ある日、リーダー的存在(彼が望んだのではなく上級生が自然に各学年リーダーを決めていたような気がします)の同期が、未経験者組を集めて「お前らに何か至らないことがある度に俺が先輩に叱られる。いい加減にして欲しい。今年は人数が多いから(練習を厳しくして)ふるいにかけるという話も出ているらしい。もっとしっかりしてくれよ!」と叱責しました。

正直、「至らないこと」が練習態度なのか何なのか私には理解できませんでした。ただ私は、どんな理由にせよ先輩方は今のサッカー部にこんな人数はいらないと思い、何らかの形でふるいにかけようとしていると解釈してしまったのです。

それでもまだサッカーが好きで続けようと頑張ってはみたのですが、その一件以来、一部の同期とギクシャクし始め、それに追い討ちをかけるように担任に呼び出され、複数科目で赤点を採ったため、追試で基準点に満たなければ留年になると言われました。

肉体的な疲労だけではなく、変に気を使っていたのでしょう、知らぬ間に精神的な疲労も蓄積して、恥ずかしながら当時は帰宅しても勉強などほとんどせずに眠りにつく日々を送っていました。

結局、私は1年生の夏合宿を終えた時点で退部しました。気にかけてくださっていた先輩は「1年の夏合宿が一番しんどいねん、それを乗りきったんやからここで退部するのはもったいない」と声をかけてくれましたが、その時の私は「これから同期と仲良くできるのか...」「試合に出られないなら...」「留年か...」などという思いの方が強く、退部を決意しました。

退部後は、サッカー部の先輩方とも何となくギクシャクしてしまい、廊下ですれ違ってもうつむき加減になってしまう自分がいました。

勝手に「負け犬」「途中でケツを割った奴」というレッテルを貼られたと思い込んでいたからです。

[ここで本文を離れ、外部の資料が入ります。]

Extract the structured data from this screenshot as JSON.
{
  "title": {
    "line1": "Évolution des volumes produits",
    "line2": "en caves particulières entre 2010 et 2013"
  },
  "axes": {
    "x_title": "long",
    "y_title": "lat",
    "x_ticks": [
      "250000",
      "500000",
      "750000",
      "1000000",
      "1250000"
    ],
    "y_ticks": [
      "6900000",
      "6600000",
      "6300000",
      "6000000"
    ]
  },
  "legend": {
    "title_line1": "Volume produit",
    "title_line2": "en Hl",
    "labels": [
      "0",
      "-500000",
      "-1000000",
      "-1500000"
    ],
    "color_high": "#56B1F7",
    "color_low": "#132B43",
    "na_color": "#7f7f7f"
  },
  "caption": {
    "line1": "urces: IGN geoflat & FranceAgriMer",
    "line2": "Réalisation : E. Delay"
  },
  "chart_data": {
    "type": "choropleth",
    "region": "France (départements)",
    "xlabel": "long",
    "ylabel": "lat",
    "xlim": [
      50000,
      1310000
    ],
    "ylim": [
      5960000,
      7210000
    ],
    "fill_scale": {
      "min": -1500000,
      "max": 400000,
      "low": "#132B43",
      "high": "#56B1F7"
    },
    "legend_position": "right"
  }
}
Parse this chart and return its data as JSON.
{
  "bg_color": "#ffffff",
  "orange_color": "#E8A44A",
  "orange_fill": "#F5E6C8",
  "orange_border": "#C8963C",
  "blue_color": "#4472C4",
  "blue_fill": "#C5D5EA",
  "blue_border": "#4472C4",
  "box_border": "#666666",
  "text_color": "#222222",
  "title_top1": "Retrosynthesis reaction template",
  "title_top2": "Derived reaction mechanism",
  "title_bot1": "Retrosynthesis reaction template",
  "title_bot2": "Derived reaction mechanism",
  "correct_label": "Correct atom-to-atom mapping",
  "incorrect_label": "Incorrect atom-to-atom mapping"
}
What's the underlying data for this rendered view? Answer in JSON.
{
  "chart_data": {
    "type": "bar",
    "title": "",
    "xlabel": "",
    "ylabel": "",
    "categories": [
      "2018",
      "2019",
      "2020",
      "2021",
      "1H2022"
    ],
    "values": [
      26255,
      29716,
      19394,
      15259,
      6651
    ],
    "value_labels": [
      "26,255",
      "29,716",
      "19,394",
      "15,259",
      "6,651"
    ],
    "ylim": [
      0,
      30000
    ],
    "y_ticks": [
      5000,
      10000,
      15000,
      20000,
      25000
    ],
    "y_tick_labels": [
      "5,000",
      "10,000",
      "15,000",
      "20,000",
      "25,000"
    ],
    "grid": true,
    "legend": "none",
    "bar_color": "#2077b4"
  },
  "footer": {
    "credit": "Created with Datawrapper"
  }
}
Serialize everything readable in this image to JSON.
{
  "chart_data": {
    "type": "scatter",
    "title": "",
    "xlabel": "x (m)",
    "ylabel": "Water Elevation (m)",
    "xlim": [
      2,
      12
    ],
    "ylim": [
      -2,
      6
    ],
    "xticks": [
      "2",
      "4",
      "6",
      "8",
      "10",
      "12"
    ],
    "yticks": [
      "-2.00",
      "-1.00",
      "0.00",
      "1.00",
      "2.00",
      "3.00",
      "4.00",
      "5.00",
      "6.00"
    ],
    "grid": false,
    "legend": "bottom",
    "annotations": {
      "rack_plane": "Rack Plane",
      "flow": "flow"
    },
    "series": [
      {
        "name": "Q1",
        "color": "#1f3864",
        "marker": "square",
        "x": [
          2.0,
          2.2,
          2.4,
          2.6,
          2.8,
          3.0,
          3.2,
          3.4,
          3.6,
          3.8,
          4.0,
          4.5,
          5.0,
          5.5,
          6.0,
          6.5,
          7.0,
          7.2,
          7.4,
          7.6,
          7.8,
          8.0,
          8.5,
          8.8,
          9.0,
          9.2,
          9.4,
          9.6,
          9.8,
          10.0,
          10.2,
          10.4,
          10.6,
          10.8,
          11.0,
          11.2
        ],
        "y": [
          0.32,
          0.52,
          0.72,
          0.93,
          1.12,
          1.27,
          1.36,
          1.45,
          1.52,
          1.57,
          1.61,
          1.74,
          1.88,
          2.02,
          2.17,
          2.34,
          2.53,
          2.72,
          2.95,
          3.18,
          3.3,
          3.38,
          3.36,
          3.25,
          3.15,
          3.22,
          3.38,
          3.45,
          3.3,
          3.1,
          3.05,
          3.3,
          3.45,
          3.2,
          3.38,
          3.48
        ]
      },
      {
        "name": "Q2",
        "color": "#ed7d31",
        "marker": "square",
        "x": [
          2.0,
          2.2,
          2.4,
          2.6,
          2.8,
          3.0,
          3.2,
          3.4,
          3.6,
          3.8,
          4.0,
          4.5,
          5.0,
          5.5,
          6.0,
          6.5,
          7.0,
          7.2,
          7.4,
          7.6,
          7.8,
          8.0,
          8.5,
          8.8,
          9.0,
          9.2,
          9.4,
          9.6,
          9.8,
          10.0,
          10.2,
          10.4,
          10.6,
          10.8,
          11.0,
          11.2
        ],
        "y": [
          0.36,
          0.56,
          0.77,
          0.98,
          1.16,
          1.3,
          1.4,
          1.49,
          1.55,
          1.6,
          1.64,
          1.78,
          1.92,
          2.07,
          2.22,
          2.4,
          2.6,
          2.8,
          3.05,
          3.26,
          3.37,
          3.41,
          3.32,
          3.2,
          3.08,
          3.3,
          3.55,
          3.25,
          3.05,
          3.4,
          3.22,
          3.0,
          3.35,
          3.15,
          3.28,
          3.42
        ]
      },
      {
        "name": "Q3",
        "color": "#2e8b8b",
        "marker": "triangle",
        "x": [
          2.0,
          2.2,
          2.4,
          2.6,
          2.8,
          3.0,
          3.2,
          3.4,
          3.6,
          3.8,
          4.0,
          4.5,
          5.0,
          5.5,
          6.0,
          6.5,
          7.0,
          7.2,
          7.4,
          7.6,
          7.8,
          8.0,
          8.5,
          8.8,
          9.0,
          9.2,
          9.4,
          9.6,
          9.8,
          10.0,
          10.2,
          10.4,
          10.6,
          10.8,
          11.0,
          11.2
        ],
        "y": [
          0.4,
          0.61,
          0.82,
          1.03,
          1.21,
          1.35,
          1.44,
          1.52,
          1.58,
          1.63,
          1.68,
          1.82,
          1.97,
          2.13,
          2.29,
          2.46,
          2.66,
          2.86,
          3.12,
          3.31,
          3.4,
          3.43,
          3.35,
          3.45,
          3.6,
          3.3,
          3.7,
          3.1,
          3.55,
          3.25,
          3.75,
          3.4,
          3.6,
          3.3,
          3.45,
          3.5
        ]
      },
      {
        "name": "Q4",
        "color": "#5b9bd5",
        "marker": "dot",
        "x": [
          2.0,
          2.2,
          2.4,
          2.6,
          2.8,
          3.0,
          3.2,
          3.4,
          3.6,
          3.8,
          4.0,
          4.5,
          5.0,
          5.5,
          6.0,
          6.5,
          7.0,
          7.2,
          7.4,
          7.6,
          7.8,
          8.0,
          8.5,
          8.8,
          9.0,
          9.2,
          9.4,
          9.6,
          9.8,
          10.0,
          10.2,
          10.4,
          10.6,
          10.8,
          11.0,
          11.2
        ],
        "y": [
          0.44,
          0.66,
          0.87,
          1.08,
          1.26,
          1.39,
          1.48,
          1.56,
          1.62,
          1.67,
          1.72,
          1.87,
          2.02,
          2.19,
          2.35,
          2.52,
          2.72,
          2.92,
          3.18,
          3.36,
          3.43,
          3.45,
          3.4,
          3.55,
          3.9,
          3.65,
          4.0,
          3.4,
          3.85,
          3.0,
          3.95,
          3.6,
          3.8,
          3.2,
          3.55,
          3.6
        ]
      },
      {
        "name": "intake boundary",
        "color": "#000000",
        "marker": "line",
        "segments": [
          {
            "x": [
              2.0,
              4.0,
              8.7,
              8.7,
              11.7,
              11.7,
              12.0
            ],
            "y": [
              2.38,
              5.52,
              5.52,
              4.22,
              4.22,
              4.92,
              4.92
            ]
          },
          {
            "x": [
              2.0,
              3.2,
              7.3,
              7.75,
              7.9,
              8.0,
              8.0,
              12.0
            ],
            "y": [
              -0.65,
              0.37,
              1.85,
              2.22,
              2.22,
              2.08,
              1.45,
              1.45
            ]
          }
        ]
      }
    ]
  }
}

それ以来、堂々とサッカーが好きと口にできなくなっている自分がいました。

ただ、この時の経験が今の私に大きな影響を与えていることは間違いありません。

あの時代から数十年経ち、図々しさも会得したので、ようやく「素人ですが」とか「途中でケツを割ったサッカー部員ですが」などの枕詞なしで「サッカーが好きです」と言えるようになってきました。

スポーツだけではなく様々な分野で、色々な考えの人達がいます。初心者に対して「少しかじっただけで、好きなんていうのはおこがましい」という人にも何人も出会いました。

その人達が何年も何十年もその分野で経験を積まれてきたこと、努力されてきたことは認めますし、おそらくそれがあるから素人に毛がはえた程度の人達が軽々しく「何々が好き」と言うのが気に入らないのでしょう。

理解はできます。しかし、チームに詳しくなくても選手に詳しくなくても、プレー内容に詳しくなくても、私は今なお「サッカーが好き」と言わせて欲しい。そして、あらゆる分野で素人に毛がはえた程度でも好きと言っていいじゃないかと思っています。

もし、同じ思いを抱いている皆さんがおられれば、色々な考えの人がいて当然、自分勝手に卑屈にならず、知ったかぶりはしないことを前提に、好きなものは好きって言いましょう!

「好きを止めるな!」

蛇足となりますが、大学剣道部では先輩、同期、後輩に恵まれ、レギュラーとレギュラーでない者の良好な関係性、競技自体を楽しむことを学びました。